Schematic representation of normal ECG, with ST segment difference between stable and unstable angina pdf purple. ST elevations refers to a finding on an electrocardiogram wherein the trace in the ST segment is abnormally high above the baseline.
An ST elevation is considered significant if the vertical distance inside the ECG trace and the baseline at a point 0. 04 seconds after the J-point is at least 0. The baseline is either the PR interval or the TP interval. The ST segment corresponds to a period of ventricular contraction.

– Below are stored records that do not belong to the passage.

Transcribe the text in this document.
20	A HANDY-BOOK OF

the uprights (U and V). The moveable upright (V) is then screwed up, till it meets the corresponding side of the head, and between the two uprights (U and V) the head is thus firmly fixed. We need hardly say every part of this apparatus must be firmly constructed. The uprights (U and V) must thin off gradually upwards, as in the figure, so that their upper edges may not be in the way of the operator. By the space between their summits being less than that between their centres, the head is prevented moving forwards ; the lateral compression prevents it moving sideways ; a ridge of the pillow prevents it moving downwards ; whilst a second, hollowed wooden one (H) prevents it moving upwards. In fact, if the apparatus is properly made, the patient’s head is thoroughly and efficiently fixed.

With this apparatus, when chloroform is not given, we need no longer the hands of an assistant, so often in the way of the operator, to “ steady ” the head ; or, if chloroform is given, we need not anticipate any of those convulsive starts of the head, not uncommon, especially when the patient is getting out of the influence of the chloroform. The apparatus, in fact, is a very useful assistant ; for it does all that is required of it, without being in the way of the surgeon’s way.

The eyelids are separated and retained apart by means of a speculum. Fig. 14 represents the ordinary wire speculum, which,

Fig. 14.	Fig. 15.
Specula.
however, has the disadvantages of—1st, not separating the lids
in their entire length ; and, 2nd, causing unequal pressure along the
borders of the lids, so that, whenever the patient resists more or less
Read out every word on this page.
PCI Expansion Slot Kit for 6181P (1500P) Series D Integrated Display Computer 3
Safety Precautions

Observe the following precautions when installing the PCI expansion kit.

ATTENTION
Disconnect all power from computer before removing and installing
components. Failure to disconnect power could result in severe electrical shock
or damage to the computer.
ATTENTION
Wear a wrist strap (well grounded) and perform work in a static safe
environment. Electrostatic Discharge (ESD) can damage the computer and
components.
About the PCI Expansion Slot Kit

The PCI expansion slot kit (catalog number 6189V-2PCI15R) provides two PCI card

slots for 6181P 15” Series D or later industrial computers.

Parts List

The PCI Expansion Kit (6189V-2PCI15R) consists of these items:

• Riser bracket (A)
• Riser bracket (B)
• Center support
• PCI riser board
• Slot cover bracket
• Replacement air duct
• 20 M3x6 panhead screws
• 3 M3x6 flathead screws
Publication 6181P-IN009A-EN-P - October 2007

Because of the complete depolarization of the ventricles, represented by the QRS complex, in theory there is no net movement of charge during the ST segment. In the case of depolarization, healthier cells will typically displace a larger amplitude and duration of depolarization. During systole, a ventricle with subepicardial ischemia will exhibit cells with higher amplitude of depolarization in the cardiac endocardium.
This vector points away from the chest EKG leads, causing a downward deflection in the TP segment. However, since the TP segment is the baseline of the EKG, the machine corrects for this by raising TP to baseline which results in ST elevation. Repolarization of the ventricle normally occurs during the T wave, however one cause of ST segment elevation is the early repolarization of the heart wall. This is referred to as .
The exact topology and distribution of the affected areas depend on the underlying condition. Thus, ST elevation may be present on all or some leads of ECG. ST elevation in select leads is more common with MI. Acute pericarditis ST elevation in all leads is more common with acute pericarditis.